Removing deadlocks from supertype initialization: A proposal

John Rose, 10/2023

Context: https://docs.oracle.com/javase/specs/jvms/se21/html/jvms-5.html#jvms-5.5

5.5. Initialization

Initialization of a class or interface consists of executing its class or interface initialization method (§2.9.2)…

(Note: Within any given thread which has acquired the lock object LC of a class or interface C, the Class object for C indicates that C is in exactly one of four initialization states: uninitialized (no initialization action has been taken yet), being initialized in the current thread, being initialized in another thread, fully initialized, or erroneous. Within a thread performing initialization of C, the initialization procedure moves this state from uninitialized to being initialized by the current thread, to either fully initialized or erroneous. Other threads may observe any of these states, except that it will be seen as being initialized in another thread if it is neither uninitialized nor fully initialized nor erroneous. The state of being initialized in this thread or another thread is further split, in this new proposal, into two substates, a new state pending being initialized… and the legacy state, called called currently being initialized….)

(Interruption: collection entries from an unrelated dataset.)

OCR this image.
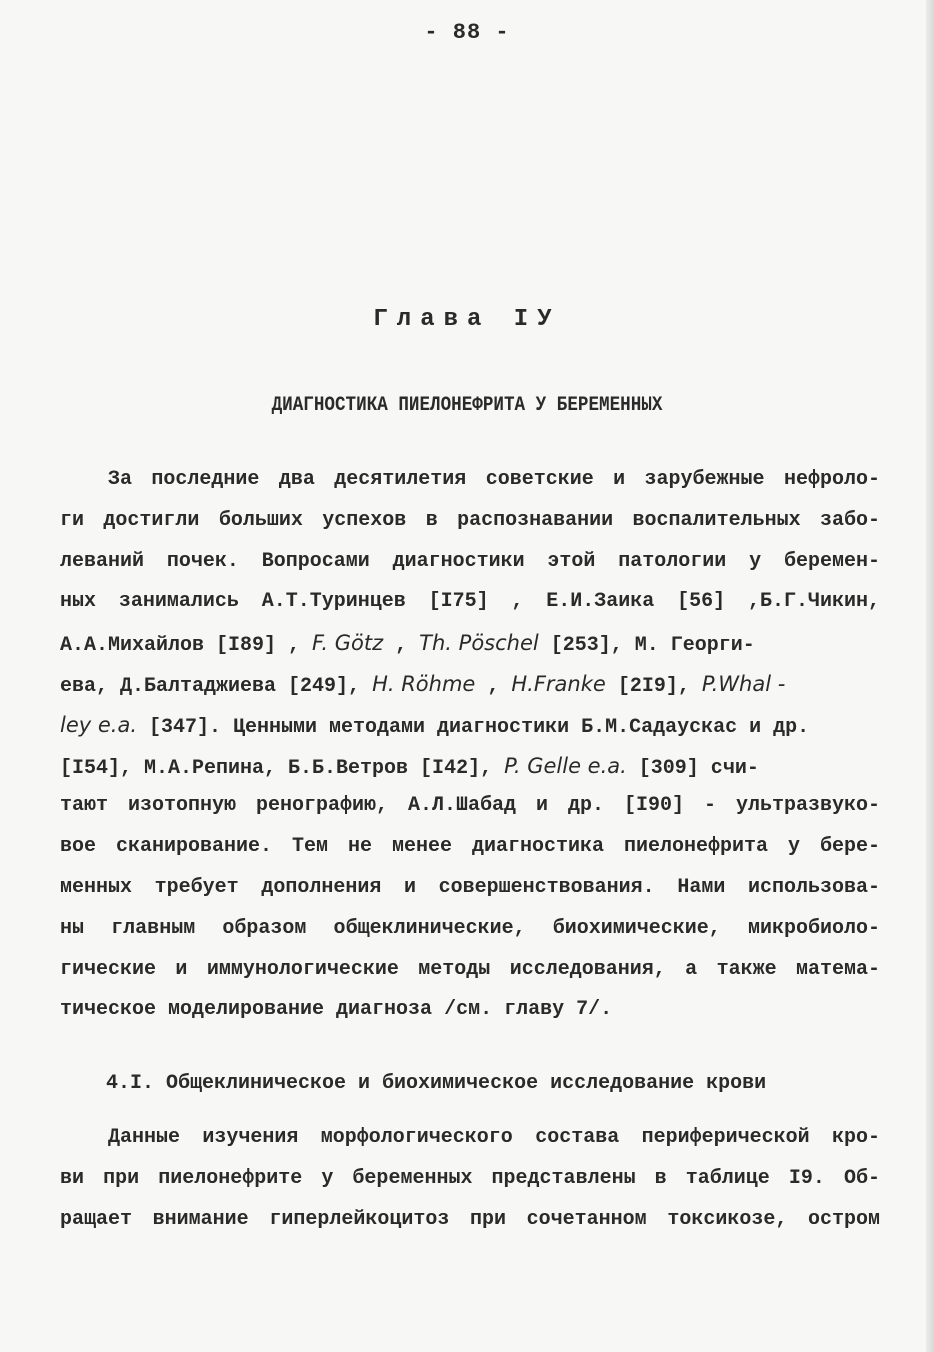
- 88 -
Глава IУ
ДИАГНОСТИКА ПИЕЛОНЕФРИТА У БЕРЕМЕННЫХ
За последние два десятилетия советские и зарубежные нефроло-
ги достигли больших успехов в распознавании воспалительных забо-
леваний почек. Вопросами диагностики этой патологии у беремен-
ных занимались А.Т.Туринцев [I75] , Е.И.Заика [56] ,Б.Г.Чикин,
А.А.Михайлов [I89] , F. Götz , Th. Pöschel [253], М. Георги-
ева, Д.Балтаджиева [249], H. Röhme , H.Franke [2I9], P.Whal -
ley e.a. [347]. Ценными методами диагностики Б.М.Садаускас и др.
[I54], М.А.Репина, Б.Б.Ветров [I42], P. Gelle e.a. [309] счи-
тают изотопную ренографию, А.Л.Шабад и др. [I90] - ультразвуко-
вое сканирование. Тем не менее диагностика пиелонефрита у бере-
менных требует дополнения и совершенствования. Нами использова-
ны главным образом общеклинические, биохимические, микробиоло-
гические и иммунологические методы исследования, а также матема-
тическое моделирование диагноза /см. главу 7/.
4.I. Общеклиническое и биохимическое исследование крови
Данные изучения морфологического состава периферической кро-
ви при пиелонефрите у беременных представлены в таблице I9. Об-
ращает внимание гиперлейкоцитоз при сочетанном токсикозе, остром
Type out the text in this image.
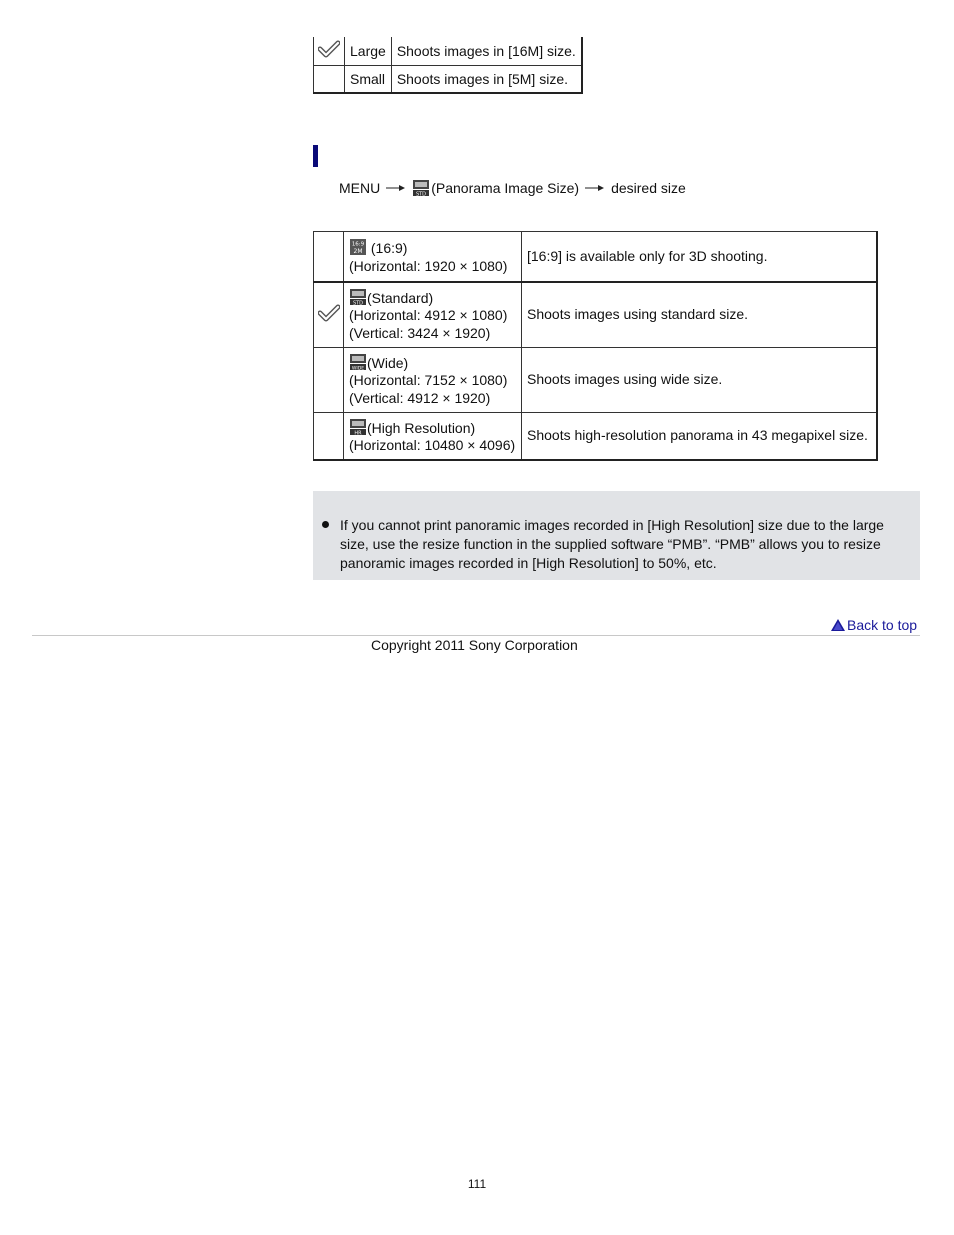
	Large	Shoots images in [16M] size.
	Small	Shoots images in [5M] size.
MENU	STD (Panorama Image Size) desired size

16:9
2M (16:9)
(Horizontal: 1920 × 1080)	[16:9] is available only for 3D shooting.

STD (Standard)
(Horizontal: 4912 × 1080)
(Vertical: 3424 × 1920)	Shoots images using standard size.

WIDE (Wide)
(Horizontal: 7152 × 1080)
(Vertical: 4912 × 1920)	Shoots images using wide size.

HR (High Resolution)
(Horizontal: 10480 × 4096)	Shoots high-resolution panorama in 43 megapixel size.
If you cannot print panoramic images recorded in [High Resolution] size due to the large size, use the resize function in the supplied software “PMB”. “PMB” allows you to resize panoramic images recorded in [High Resolution] to 50%, etc.
Back to top
Copyright 2011 Sony Corporation
111
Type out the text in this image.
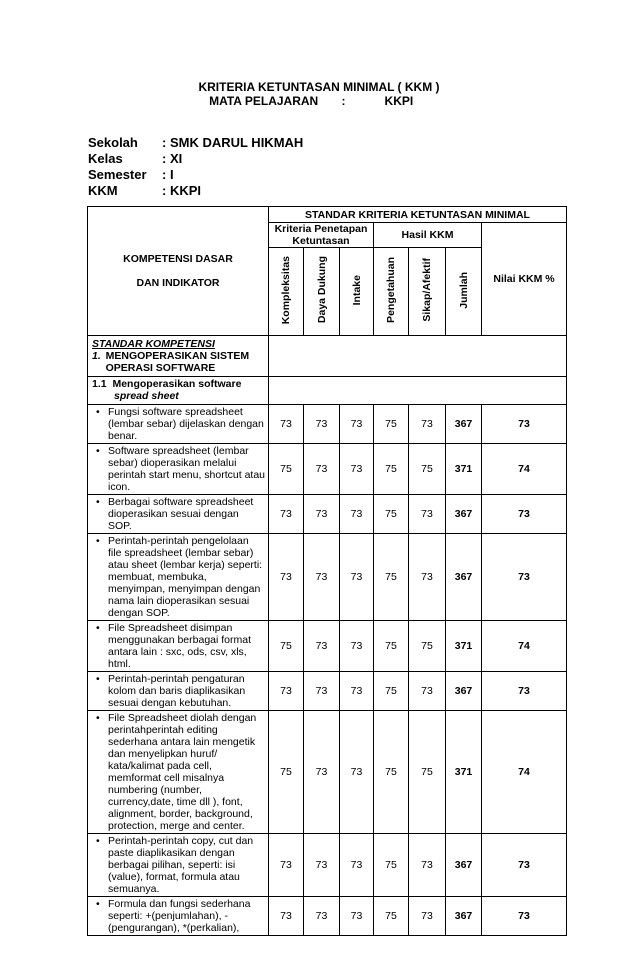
KRITERIA KETUNTASAN MINIMAL ( KKM )
MATA PELAJARAN :	KKPI
Sekolah : SMK DARUL HIKMAH
Kelas	: XI
Semester : I
KKM	: KKPI
KOMPETENSI DASAR
DAN INDIKATOR	STANDAR KRITERIA KETUNTASAN MINIMAL						
	Kriteria Penetapan Ketuntasan			Hasil KKM			Nilai KKM %
	Kompleksitas	Daya Dukung	Intake	Pengetahuan	Sikap/Afektif	Jumlah	

STANDAR KOMPETENSI
1. MENGOPERASIKAN SISTEM OPERASI SOFTWARE							

1.1 Mengoperasikan software
spread sheet							

• Fungsi software spreadsheet (lembar sebar) dijelaskan dengan benar.	73	73	73	75	73	367	73

• Software spreadsheet (lembar sebar) dioperasikan melalui perintah start menu, shortcut atau icon.	75	73	73	75	75	371	74

• Berbagai software spreadsheet dioperasikan sesuai dengan SOP.	73	73	73	75	73	367	73

• Perintah-perintah pengelolaan file spreadsheet (lembar sebar) atau sheet (lembar kerja) seperti: membuat, membuka, menyimpan, menyimpan dengan nama lain dioperasikan sesuai dengan SOP.	73	73	73	75	73	367	73

• File Spreadsheet disimpan menggunakan berbagai format antara lain : sxc, ods, csv, xls, html.	75	73	73	75	75	371	74

• Perintah-perintah pengaturan kolom dan baris diaplikasikan sesuai dengan kebutuhan.	73	73	73	75	73	367	73

• File Spreadsheet diolah dengan perintahperintah editing sederhana antara lain mengetik dan menyelipkan huruf/ kata/kalimat pada cell, memformat cell misalnya numbering (number, currency,date, time dll ), font, alignment, border, background, protection, merge and center.	75	73	73	75	75	371	74

• Perintah-perintah copy, cut dan paste diaplikasikan dengan berbagai pilihan, seperti: isi (value), format, formula atau semuanya.	73	73	73	75	73	367	73

• Formula dan fungsi sederhana seperti: +(penjumlahan), -(pengurangan), *(perkalian),	73	73	73	75	73	367	73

… The procedure for initializing C is then as follows:

  1. Synchronize on the initialization lock, LC, for C. This involves waiting until the current thread can acquire LC.

  2. If the Class object for C indicates that initialization is in progress for C by some other thread, then release LC and block the current thread until informed that the in-progress initialization has completed (or, if pending, as been canceled), at which time repeat this procedure.

    Thread interrupt status is unaffected by execution of the initialization procedure.

  3. If the Class object for C indicates that initialization is in progress for C by the current thread, then this must be a recursive request for initialization.

    (3a.) If the indication shows that C is currently being initialized in the current thread, then

    release LC and complete normally.

    (3b.) Otherwise, if C is pending being initialized in the current thread, record the new fact that C is currently being initialized in the current thread, release LC, and skip forward to step 7, to complete the initialization of the Class object of C in the current thread.

    (Note: C in fact must be a superclass or superinterface for another class currently being initialized in the current thread.)

  4. If the Class object for C indicates that C has already been initialized, then no further action is required. Release LC and complete normally.

  5. If the Class object for C is in an erroneous state, then initialization is not possible. Release LC and throw a NoClassDefFoundError.

  6. (Note: At this point, because the state is neither fully initialized, initialized in another thread, nor in an erroneous state, the current thread is observing C in an uninitialized state, under the lock LC. At this point the procedure prepares to initialize C in the current thread, and perhaps its supers, subject to the detection of certain potential deadlocks involving supertype initialization.)

    Otherwise, if C is a class rather than an interface, determine its superclass SC and its superinterfaces SI1, …, SIn (as in step 7 below, recalling that these are superinterfaces that declare at least one non-abstract, non-static method). For this step, the order in which this class and these interfaces are considered is defined by the implementation, in such a way that the class comes before the interfaces, sub-interfaces come before their super-interfaces, and interfaces not related to each other are considered in a relative order that is fixed by the implementation and not changed for distinct applications of this initialization procedure. As defined for this step only, this ordered list is the super-list of C. In what follows, if C is an interface, define its super-list as the empty list. Optionally, the super-list can be defined as empty even for classes, skipping the logic that follows.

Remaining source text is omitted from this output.